Second, since lead time is so important, we need to explore and understand its nature well enough to derive practical recommendations to our modern businesses. This is where we must face an inconvenient truth. Significant time variability in creative, intellectual, 21st -Century work is a fact of life. Time is not a number, but a probability distribution. Therefore, to manage our work better, we need to understand its probabilistic, risk-based nature. We could, obviously, call upon some mathematical apparatus for this task, but – as the subtitle of this lecture suggests – we also have many non-mathematical, easy to understand, relatable stories and analogies to help managers grasp it.
Third, once we understand the nature of time in our modern work, we can derive practical guidance to managers on forecasting, on improving delivery of products and services to customers, on making them fitter for customers’ purpose, and on making their businesses more successful in the long term.
Workshop Title
Introduction to the Fit-for-Purpose (F4P) Framework
Workshop Overview
The Fit-for-Purpose (F4P) Framework is about how modern businesses find, satisfy and keep customers. It gives them a system to understand why their customers choose their products and services and the criteria involved in such choices.

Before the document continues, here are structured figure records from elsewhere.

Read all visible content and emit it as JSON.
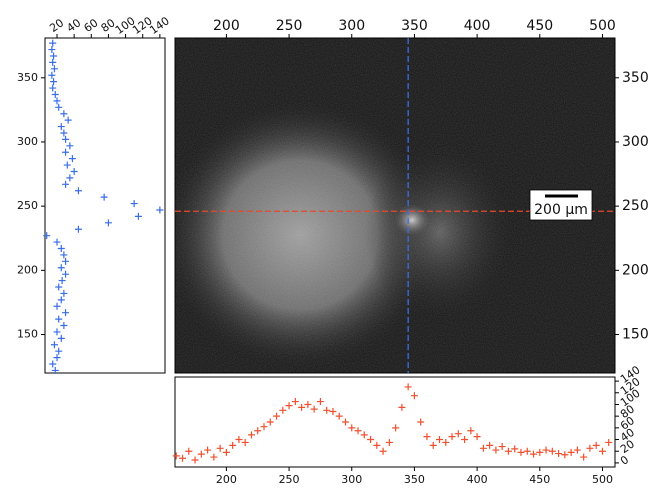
{
  "chart_data": [
    {
      "type": "image",
      "xlim": [
        159,
        510
      ],
      "ylim": [
        120,
        381
      ],
      "xticks": [
        200,
        250,
        300,
        350,
        400,
        450,
        500
      ],
      "yticks": [
        150,
        200,
        250,
        300,
        350
      ],
      "xaxis": "top",
      "yaxis": "right",
      "crosshair_x": 345,
      "crosshair_x_color": "#3a6ee8",
      "crosshair_y": 246,
      "crosshair_y_color": "#e8492a",
      "scale_bar_label": "200 µm"
    },
    {
      "type": "scatter",
      "color": "#f0502e",
      "xaxis": "bottom",
      "yaxis": "right",
      "xlim": [
        159,
        510
      ],
      "ylim": [
        -7,
        147
      ],
      "xticks": [
        200,
        250,
        300,
        350,
        400,
        450,
        500
      ],
      "yticks": [
        0,
        20,
        40,
        60,
        80,
        100,
        120,
        140
      ],
      "x": [
        160,
        165,
        170,
        175,
        180,
        185,
        190,
        195,
        200,
        205,
        210,
        215,
        220,
        225,
        230,
        235,
        240,
        245,
        250,
        255,
        260,
        265,
        270,
        275,
        280,
        285,
        290,
        295,
        300,
        305,
        310,
        315,
        320,
        325,
        330,
        335,
        340,
        345,
        350,
        355,
        360,
        365,
        370,
        375,
        380,
        385,
        390,
        395,
        400,
        405,
        410,
        415,
        420,
        425,
        430,
        435,
        440,
        445,
        450,
        455,
        460,
        465,
        470,
        475,
        480,
        485,
        490,
        495,
        500,
        505
      ],
      "values": [
        12,
        8,
        20,
        5,
        15,
        22,
        10,
        25,
        18,
        30,
        40,
        35,
        48,
        55,
        62,
        70,
        80,
        90,
        98,
        105,
        95,
        100,
        92,
        105,
        90,
        88,
        80,
        70,
        60,
        55,
        48,
        40,
        30,
        20,
        35,
        60,
        95,
        130,
        115,
        70,
        45,
        30,
        40,
        35,
        45,
        50,
        40,
        55,
        45,
        25,
        30,
        22,
        28,
        20,
        24,
        18,
        20,
        15,
        18,
        22,
        20,
        16,
        14,
        18,
        22,
        10,
        25,
        30,
        20,
        35
      ]
    },
    {
      "type": "scatter",
      "orientation": "horizontal",
      "color": "#3a6ee8",
      "xaxis": "top",
      "yaxis": "left",
      "xlim": [
        6,
        146
      ],
      "ylim": [
        120,
        381
      ],
      "xticks": [
        20,
        40,
        60,
        80,
        100,
        120,
        140
      ],
      "yticks": [
        150,
        200,
        250,
        300,
        350
      ],
      "y": [
        122,
        127,
        132,
        137,
        142,
        147,
        152,
        157,
        162,
        167,
        172,
        177,
        182,
        187,
        192,
        197,
        202,
        207,
        212,
        217,
        222,
        227,
        232,
        237,
        242,
        247,
        252,
        257,
        262,
        267,
        272,
        277,
        282,
        287,
        292,
        297,
        302,
        307,
        312,
        317,
        322,
        327,
        332,
        337,
        342,
        347,
        352,
        357,
        362,
        367,
        372,
        377
      ],
      "values": [
        18,
        15,
        20,
        22,
        17,
        25,
        20,
        28,
        22,
        30,
        20,
        25,
        28,
        22,
        26,
        30,
        25,
        30,
        28,
        25,
        20,
        8,
        45,
        80,
        115,
        140,
        110,
        75,
        45,
        30,
        35,
        40,
        32,
        38,
        30,
        35,
        30,
        28,
        25,
        33,
        28,
        22,
        20,
        18,
        15,
        16,
        14,
        17,
        15,
        16,
        14,
        15
      ]
    }
  ]
}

This session will give you the essentials of the Fit-for-Purpose (F4P) Framework. First, how to break down Fit-for-Purpose into design, implementation and service delivery components. Second, how to see different market segments where customers may have different fitness criteria. Third, how to recognize different types of metrics and avoid using them for a wrong purpose, which could lead to customer dissatisfaction. Fourth, how to survey your customers to monitor and analyze the current Fit-for-Purpose of your products and services. Fifth, the most commonly occurring fitness criteria. Finally, we will outline the strategic applications and integrations of the F4P Framework.
This session is a much-shortened version of the one-day Fit-for-Purpose workshop. The workshop offers more practical takeaways and takes you through many practical exercises so that you’re ready to apply the F4P Framework in your company. However, if you cannot attend Alexei’s one-day workshop before the conference, this session will give you the F4P essentials.
Learning objectives
- Fit-for-purpose components: design, implementation, and service delivery
- Market segmentation by purpose (not demographics)
- Four types of metrics: fitness criteria – they should be your KPIs, then health indicators, improvement drivers, and everything else – vanity metrics
- How to assess fitness of your product or service using F4P Cards and F4P Box Scores
- Common fitness criteria: lead time (duration, predictability, timeliness), quality (functional, non-functional), safety and conformance
- F4P connection to strategy and integrations with several other approaches.